Старый плотник Елизарыч, низенький квадратный человек, тихо рассказывал матери:

— Трубы мы делали от плотины к прокатным станам. Работали, как на пожаре, чтобы до заморозков закончить их. Управитель все время бегал, торопил нас, ругался. Трубу для воды сделать—не корыто выдолбить. В ней давление большое. Петро топора из рук не выпускал. Ну, значит, трубы как закончили, опробовать их вздумали. Петро-то, видно, позамешкался в трубе-то. Мужик, вишь, он больно аккуратный. Все ему надо так, чтобы комар носу не подточил... А в это время взяли да затвор открыли. НУ, и... Как только успели его выдернуть? Как он не захлебнулся? Остыл...

Через три дня отца положили в больницу. Я часто ходил проведывать его. Он уже не вставал с койки. Его лицо осунулось, он точно таял, а глаза блестели сухим блеском.

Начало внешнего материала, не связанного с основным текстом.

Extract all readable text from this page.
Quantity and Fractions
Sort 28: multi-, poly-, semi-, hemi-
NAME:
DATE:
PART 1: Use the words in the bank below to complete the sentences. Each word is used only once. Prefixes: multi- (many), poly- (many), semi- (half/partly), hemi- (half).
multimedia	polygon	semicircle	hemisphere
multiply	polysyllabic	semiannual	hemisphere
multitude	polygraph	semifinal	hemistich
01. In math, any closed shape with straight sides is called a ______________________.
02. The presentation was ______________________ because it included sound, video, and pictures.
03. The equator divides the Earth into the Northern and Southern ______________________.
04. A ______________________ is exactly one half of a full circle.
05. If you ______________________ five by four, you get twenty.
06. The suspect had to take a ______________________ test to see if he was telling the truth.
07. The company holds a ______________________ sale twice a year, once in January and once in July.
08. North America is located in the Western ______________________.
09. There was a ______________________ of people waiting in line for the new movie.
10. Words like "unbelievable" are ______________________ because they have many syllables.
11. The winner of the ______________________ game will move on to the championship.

Однажды в палате возле его койки собралось много людей. Пришел поп, маленький пузатый человек. Надел на себя темную без рукавов ризу. Возле него хлопотал тощий белобрысый псаломщик с кадилом. Отца соборовали маслом. Я слыхал, что люди соборуются маслом перед смертью. Мне стало тяжело думать, что и мой отец тоже скоро умрет. Я не мог себе представить, как будет лежать отец в могиле.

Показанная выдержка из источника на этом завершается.